Era preciso que um homem, que também fosse Deus, fizesse a oblação de sua vida de valor infinito. Então, o Verbo, no seio do Pai, ofereceu-se para fazer-se homem, assumir a natureza humana, e então poder morrer, oferecendo o valor Infinito de Sua oblação para reparar a ofensa da humanidade. Foi este aniquilamento do Verbo humanado que mostra toda a misericórdia divina. A Carta aos Hebreus explica isso: “Eis por que, ao entrar no mundo, Cristo diz: Não quiseste sacrifício nem oblação, mas me formaste um corpo. Holocaustos e sacrifícios pelo pecado não te agradam. Então eu disse: Eis que venho (porque é de mim que está escrito no rolo do livro), venho, ó Deus, para fazer a tua vontade (Sl 39,7ss)… Eis que venho para fazer a tua vontade… Foi em virtude desta vontade de Deus que temos sido santificados uma vez para sempre, pela oblação do corpo de Jesus Cristo. Cristo ofereceu pelos pecados um único sacrifício, e logo em seguida tomou lugar para sempre à direita de Deus” (Hebreus 10,5-12).

Aqui está o apogeu da Misericórdia de Deus: o Verbo se fez carne, a Misericórdia se fez homem, por obra do Espírito Santo, para nos salvar da morte eterna. Ele veio como o “Cordeiro de Deus que tira o pecado do mundo” (Jo 1,29). Foi imolado por nós, por você e por mim (cf. Gl 2,20).

Logo que ressuscitou, no domingo, Jesus apareceu aos Apóstolos e instituiu o Sacramento da Confissão, para o perdão dos pecados, cujo perdão Ele tinha então conquistado. “Assim como o Pai me enviou, Eu envio a vós, a quem perdoardes os pecados, eles serão perdoados…” (João 20,22). A humanidade tinha agora o perdão à sua disposição; basta crer e ser batizado e será salvo. É a grande obra da misericórdia divina. Quando o sacerdote absolve o pecador, é o Sangue de Cristo que lava a sua alma. É o exercício da misericórdia. 

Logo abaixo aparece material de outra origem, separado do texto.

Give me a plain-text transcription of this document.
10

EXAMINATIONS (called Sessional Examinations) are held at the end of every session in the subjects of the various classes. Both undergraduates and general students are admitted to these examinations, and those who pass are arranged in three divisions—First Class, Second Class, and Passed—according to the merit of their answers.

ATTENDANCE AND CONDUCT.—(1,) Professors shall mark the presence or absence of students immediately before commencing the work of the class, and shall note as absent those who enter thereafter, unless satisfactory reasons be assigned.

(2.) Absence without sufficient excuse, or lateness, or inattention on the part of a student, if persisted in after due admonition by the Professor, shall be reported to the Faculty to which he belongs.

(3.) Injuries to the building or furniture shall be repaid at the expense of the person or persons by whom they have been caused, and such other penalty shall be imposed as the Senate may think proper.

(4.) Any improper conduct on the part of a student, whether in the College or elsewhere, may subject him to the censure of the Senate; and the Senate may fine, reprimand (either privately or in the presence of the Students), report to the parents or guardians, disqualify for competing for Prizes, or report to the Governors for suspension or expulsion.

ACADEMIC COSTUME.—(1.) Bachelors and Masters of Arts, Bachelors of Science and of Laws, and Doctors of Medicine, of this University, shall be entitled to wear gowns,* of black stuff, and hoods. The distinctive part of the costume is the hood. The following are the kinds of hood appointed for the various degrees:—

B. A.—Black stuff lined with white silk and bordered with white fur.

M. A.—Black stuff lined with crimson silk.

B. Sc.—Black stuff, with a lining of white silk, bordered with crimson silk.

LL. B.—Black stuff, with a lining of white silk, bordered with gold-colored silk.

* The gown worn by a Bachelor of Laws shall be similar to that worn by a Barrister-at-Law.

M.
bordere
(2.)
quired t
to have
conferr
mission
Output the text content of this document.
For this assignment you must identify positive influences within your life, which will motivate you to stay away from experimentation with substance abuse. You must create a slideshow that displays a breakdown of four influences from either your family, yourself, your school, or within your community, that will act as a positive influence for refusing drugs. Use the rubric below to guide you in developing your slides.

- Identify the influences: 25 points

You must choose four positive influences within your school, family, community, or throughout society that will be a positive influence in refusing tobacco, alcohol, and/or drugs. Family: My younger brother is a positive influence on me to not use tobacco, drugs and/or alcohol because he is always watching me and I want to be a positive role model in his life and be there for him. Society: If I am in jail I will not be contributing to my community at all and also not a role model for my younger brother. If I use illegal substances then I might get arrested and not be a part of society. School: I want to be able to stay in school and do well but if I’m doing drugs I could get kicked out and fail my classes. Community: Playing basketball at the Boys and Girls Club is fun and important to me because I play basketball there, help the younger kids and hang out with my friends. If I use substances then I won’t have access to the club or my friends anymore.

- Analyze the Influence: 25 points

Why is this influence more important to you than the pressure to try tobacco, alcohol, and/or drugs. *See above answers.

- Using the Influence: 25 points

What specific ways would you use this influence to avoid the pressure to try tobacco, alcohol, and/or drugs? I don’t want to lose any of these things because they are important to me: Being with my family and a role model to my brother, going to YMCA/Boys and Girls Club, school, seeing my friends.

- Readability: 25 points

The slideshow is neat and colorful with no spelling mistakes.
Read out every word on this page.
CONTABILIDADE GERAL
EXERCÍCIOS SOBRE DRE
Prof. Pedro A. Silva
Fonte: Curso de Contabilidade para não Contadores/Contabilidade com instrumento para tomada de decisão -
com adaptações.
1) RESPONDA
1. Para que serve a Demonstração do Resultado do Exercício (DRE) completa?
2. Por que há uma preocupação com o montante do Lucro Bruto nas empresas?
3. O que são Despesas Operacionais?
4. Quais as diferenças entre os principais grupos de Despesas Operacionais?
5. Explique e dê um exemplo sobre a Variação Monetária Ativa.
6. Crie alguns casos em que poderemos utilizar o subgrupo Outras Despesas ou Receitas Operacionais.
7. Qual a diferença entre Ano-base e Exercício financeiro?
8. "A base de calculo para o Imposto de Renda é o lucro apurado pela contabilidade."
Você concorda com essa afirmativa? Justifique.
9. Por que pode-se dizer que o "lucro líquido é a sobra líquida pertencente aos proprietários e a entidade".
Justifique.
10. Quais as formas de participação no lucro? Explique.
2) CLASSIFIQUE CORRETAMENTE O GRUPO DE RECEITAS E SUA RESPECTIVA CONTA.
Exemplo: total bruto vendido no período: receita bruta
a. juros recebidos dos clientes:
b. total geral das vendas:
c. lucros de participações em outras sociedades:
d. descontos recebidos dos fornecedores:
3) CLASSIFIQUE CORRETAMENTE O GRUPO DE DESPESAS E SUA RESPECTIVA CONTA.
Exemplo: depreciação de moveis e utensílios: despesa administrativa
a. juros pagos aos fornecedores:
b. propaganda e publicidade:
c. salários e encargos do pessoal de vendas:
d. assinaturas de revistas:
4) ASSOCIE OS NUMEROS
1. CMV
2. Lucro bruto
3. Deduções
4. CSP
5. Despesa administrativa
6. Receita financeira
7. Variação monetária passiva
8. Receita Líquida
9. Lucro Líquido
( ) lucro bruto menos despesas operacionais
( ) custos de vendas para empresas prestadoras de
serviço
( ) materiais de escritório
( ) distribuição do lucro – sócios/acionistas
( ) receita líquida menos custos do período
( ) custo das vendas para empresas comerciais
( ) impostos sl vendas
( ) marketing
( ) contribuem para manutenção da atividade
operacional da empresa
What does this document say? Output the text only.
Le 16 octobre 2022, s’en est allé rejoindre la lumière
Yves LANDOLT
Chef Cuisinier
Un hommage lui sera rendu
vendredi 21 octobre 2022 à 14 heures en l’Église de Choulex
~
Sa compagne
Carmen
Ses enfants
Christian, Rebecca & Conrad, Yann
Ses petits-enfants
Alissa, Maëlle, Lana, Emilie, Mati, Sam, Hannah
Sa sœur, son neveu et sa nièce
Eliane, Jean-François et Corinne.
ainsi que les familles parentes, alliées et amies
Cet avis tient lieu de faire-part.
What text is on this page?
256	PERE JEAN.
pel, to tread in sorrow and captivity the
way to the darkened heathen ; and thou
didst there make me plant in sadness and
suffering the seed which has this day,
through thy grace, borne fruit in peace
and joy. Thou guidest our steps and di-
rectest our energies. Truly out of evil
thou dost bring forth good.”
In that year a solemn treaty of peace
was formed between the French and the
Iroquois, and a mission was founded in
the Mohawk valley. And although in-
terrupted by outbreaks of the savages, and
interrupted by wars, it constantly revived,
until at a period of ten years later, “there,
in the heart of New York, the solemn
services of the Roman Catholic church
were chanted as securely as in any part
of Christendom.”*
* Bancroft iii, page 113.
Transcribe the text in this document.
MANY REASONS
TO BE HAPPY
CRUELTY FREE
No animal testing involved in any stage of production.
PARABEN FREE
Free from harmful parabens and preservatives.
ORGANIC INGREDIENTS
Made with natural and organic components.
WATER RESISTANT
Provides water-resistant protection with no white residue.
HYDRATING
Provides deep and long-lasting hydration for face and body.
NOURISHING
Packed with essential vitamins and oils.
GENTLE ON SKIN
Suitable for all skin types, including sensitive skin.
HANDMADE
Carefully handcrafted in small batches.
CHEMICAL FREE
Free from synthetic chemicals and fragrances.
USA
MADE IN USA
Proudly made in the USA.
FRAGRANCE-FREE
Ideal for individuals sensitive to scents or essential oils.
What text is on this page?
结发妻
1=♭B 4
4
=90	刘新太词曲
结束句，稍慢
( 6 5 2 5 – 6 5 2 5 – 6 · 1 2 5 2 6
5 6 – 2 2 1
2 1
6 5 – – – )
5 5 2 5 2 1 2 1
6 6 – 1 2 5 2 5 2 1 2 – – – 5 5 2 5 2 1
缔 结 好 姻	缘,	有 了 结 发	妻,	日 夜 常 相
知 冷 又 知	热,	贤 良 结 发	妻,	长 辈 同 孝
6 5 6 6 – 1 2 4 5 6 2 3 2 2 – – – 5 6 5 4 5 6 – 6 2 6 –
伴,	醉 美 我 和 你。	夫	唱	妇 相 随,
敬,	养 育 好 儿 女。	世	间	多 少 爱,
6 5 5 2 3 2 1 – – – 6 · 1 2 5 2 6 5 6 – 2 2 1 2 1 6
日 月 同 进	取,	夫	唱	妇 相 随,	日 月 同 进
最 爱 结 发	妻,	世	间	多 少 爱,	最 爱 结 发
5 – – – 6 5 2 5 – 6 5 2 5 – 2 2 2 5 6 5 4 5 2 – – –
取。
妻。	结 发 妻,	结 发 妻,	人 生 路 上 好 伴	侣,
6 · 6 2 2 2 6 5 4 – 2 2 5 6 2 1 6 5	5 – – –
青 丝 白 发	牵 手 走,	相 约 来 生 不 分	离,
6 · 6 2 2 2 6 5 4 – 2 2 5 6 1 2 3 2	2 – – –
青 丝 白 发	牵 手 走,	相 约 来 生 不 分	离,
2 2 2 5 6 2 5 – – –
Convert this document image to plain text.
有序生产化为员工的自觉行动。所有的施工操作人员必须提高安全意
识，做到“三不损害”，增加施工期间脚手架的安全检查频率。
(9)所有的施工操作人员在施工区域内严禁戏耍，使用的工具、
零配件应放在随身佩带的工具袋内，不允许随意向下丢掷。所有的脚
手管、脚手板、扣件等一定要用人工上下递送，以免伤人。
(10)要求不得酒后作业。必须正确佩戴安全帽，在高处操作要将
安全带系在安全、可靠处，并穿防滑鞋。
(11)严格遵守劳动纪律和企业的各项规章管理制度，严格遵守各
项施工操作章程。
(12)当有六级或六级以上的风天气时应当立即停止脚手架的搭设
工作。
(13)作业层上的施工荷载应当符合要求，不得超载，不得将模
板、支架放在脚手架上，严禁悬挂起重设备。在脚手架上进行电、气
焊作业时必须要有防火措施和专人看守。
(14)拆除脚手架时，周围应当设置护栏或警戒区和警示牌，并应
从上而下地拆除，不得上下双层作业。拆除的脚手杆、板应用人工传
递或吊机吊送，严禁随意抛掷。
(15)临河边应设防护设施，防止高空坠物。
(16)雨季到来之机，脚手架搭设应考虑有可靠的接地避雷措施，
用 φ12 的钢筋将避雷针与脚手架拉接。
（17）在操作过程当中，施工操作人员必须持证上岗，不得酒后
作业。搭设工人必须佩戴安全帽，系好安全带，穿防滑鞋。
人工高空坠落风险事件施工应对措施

Mas, tem mais, como Ele sabia que o pecado original adoeceu e enfraqueceu a nossa natureza, então, Ele quis ficar pessoalmente conosco, para ser o “remédio e o sustento” de nossa vida. Então, aniquilou-se, fez-se Pão e Vinho, para ser comido e bebido, e poder estar em nossa alma. Excesso de misericórdia! Está hoje em todos os Sacrários da Terra, oculto, prisioneiro, aniquilado até o fim do mundo para nosso sustento. E ainda nos deixou a Igreja, os Sacramentos, a Sua Palavra, a oração litúrgica, a Sua Mãe para ser nossa mãe espiritual, para que possamos voltar para o Paraíso do qual fomos excluídos pelo pecado.

Como pagar a Jesus tanto amor, tanta misericórdia? São João da Cruz disse que “amor só se paga com amor”. Ele disse na Santa Ceia aos Apóstolos: “Se me amais guardareis os Meus Mandamentos” (Jo 14,15). 

Que a mesma misericórdia divina se compadeça de nós e nos ajude a dar a Deus uma resposta de amor. Que nossa vida seja um hino de louvor à Sua Majestade e à Sua Misericórdia.  “Ó Sangue e água que jorrastes do Coração de Jesus como fonte de misericórdia, eu confio em vós!”